2. Les instruments extérieurs pour renforcer le rôle de l’UE en tant qu’acteur économique mondial

  • Après 60 années d’Union européenne, l’on s’interroge souvent sur la manière de promouvoir notre organisation. Certains facteurs mettent cette vision en péril:
  • l’architecture institutionnelle de l’UE ne lui permet pas de parler d’une seule voix, c’est-à-dire qu’il lui manque une personnalité institutionnelle douée du pouvoir de parler au nom de l’Union sans s’exposer au risque d’être démentie par un dirigeant national;
  • il est nécessaire de repenser la répartition des compétences. Lorsque l’UE dispose d’une compétence exclusive, elle ne devrait parler que d’une seule voix; ceci aura également pour conséquence par exemple que l’UE disposera d’un siège unique dans les forums internationaux. À l’Organisation mondiale du commerce (OMC), l’Union devrait parler et agir d’une seule voix, alors qu’à l’heure actuelle, ses États membres préservent habituellement leur pouvoir et/ou leurs intérêts.
  • Les accords de libre-échange (ALE) sont un instrument central de la politique extérieure de l’UE, mais qu’apportent-ils à ses citoyens? Parfois, les décisions prises sont favorables à une petite minorité, aux dépens de la grande majorité et contre la volonté de celle-ci. Il s’impose repenser la manière dont l’UE négocie.
  • Le choix d’une approche fédéraliste ou d’une approche intergouvernementale demeure un facteur déterminant du rôle que l’UE veut jouer dans le monde. L’Europe en tant qu’acteur économique mondial dispose de nombreux instruments et de nombreuses possibilités afin de renforcer son rôle sur la scène internationale, mais elle n’a pas toujours eu la volonté d’y recourir, s’agissant notamment de défendre les droits humains, les droits des travailleurs, les entreprises européennes.
  • Les instruments de défense commerciale: les débats sur le tribunal multilatéral des investissements doivent encore traiter des instruments destinés à protéger les investissements directs étrangers (IDE). En outre, lors de la négociation des ALE, est-il nécessaire de prévoir un mécanisme spécial de défense des entreprises multinationales? Il est improbable que ce soient les PME qui tirent parti de tels mécanismes.
  • Il est nécessaire de réfléchir à la manière d’être à la pointe dans le monde s’agissant de défendre les valeurs de l’UE grâce aux chaînes d’approvisionnement mondiales et à la responsabilité sociale des entreprises (RSE), à savoir des instruments contraignants en matière de devoir de diligence et des instruments contraignants sur les entreprises et les droits humains. Les objectifs de développement durable sont un instrument auquel l’UE porte lentement un intérêt croissant.
  • L’OMC affronte actuellement d’importants défis. Le mécanisme de règlement des différends doit être amélioré, mais il est aussi besoin d’une réforme d’ensemble de l’architecture institutionnelle de l’OMC, qui demeure immuable alors que le monde a changé.
  • Les mécanismes de coopération au développement constituent un instrument extérieur supplémentaire, qui joue un rôle essentiel pour promouvoir le travail décent et la démocratie dans les pays en développement.
  • Il s’impose de prendre conscience des changements que connaît la société humaine, ainsi que du rôle que joue la transformation numérique pour réaliser les ODD et les mutations sociales et économiques.

Conclusions générales

Les participants à l’atelier se sont accordés sur le fait que la gouvernance de l’UE n’a pas encore fait pleinement jouer son potentiel et ils ont relevé les défis que l’Europe affronte à l’heure actuelle.

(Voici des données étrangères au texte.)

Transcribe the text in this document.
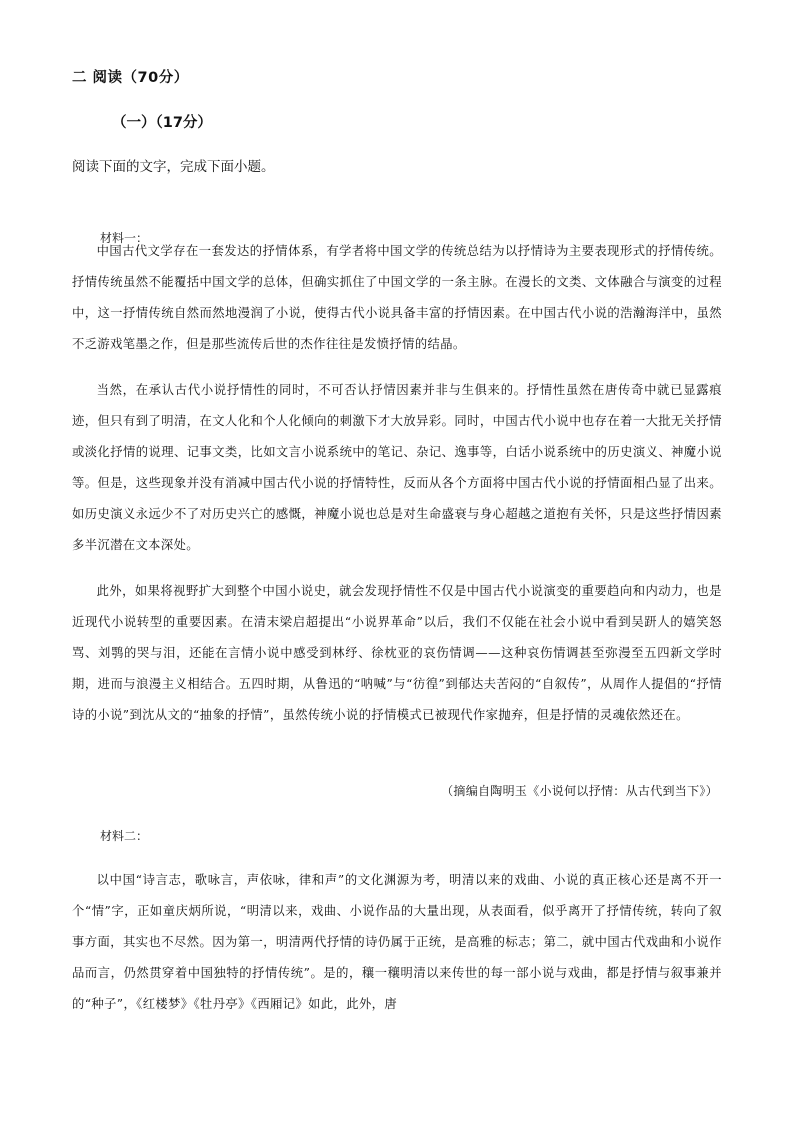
二 阅读（70分）
（一）（17分）
阅读下面的文字，完成下面小题。
材料一：

中国古代文学存在一套发达的抒情体系，有学者将中国文学的传统总结为以抒情诗为主要表现形式的抒情传统。抒情传统虽然不能覆括中国文学的总体，但确实抓住了中国文学的一条主脉。在漫长的文类、文体融合与演变的过程中，这一抒情传统自然而然地漫润了小说，使得古代小说具备丰富的抒情因素。在中国古代小说的浩瀚海洋中，虽然不乏游戏笔墨之作，但是那些流传后世的杰作往往是发愤抒情的结晶。

当然，在承认古代小说抒情性的同时，不可否认抒情因素并非与生俱来的。抒情性虽然在唐传奇中就已显露痕迹，但只有到了明清，在文人化和个人化倾向的刺激下才大放异彩。同时，中国古代小说中也存在着一大批无关抒情或淡化抒情的说理、记事文类，比如文言小说系统中的笔记、杂记、逸事等，白话小说系统中的历史演义、神魔小说等。但是，这些现象并没有消减中国古代小说的抒情特性，反而从各个方面将中国古代小说的抒情面相凸显了出来。如历史演义永远少不了对历史兴亡的感慨，神魔小说也总是对生命盛衰与身心超越之道抱有关怀，只是这些抒情因素多半沉潜在文本深处。

此外，如果将视野扩大到整个中国小说史，就会发现抒情性不仅是中国古代小说演变的重要趋向和内动力，也是近现代小说转型的重要因素。在清末梁启超提出“小说界革命”以后，我们不仅能在社会小说中看到吴趼人的嬉笑怒骂、刘鹗的哭与泪，还能在言情小说中感受到林纾、徐枕亚的哀伤情调——这种哀伤情调甚至弥漫至五四新文学时期，进而与浪漫主义相结合。五四时期，从鲁迅的“呐喊”与“彷徨”到郁达夫苦闷的“自叙传”，从周作人提倡的“抒情诗的小说”到沈从文的“抽象的抒情”，虽然传统小说的抒情模式已被现代作家抛弃，但是抒情的灵魂依然还在。

（摘编自陶明玉《小说何以抒情：从古代到当下》）
材料二：

以中国“诗言志，歌咏言，声依咏，律和声”的文化渊源为考，明清以来的戏曲、小说的真正核心还是离不开一个“情”字，正如童庆炳所说，“明清以来，戏曲、小说作品的大量出现，从表面看，似乎离开了抒情传统，转向了叙事方面，其实也不尽然。因为第一，明清两代抒情的诗仍属于正统，是高雅的标志；第二，就中国古代戏曲和小说作品而言，仍然贯穿着中国独特的抒情传统”。是的，穰一穰明清以来传世的每一部小说与戏曲，都是抒情与叙事兼并的“种子”，《红楼梦》《牡丹亭》《西厢记》如此，此外，唐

Il convient de renforcer l’UEM, le marché unique, la politique de la concurrence et la politique industrielle en vue de permettre à l’UE de jouer un véritable rôle mondial. De grands défis extérieurs se présentent, s’agissant notamment d’encourager le commerce mondial et de préserver le rôle de l’Union en tant que premier bloc commercial dans le monde, aussi bien au niveau multilatéral que bilatéral, de maintenir la position de l’UE en tant que première source et première destination des IDE et de gérer les déséquilibres de l’économie mondiale en partenariat avec d’autres pays et organisations internationales. Les États membres devraient mettre en place les conditions nécessaires pour donner aux institutions de l’UE et à la société civile organisée le pouvoir et les moyens nécessaires pour réaliser ensemble ces objectifs ambitieux.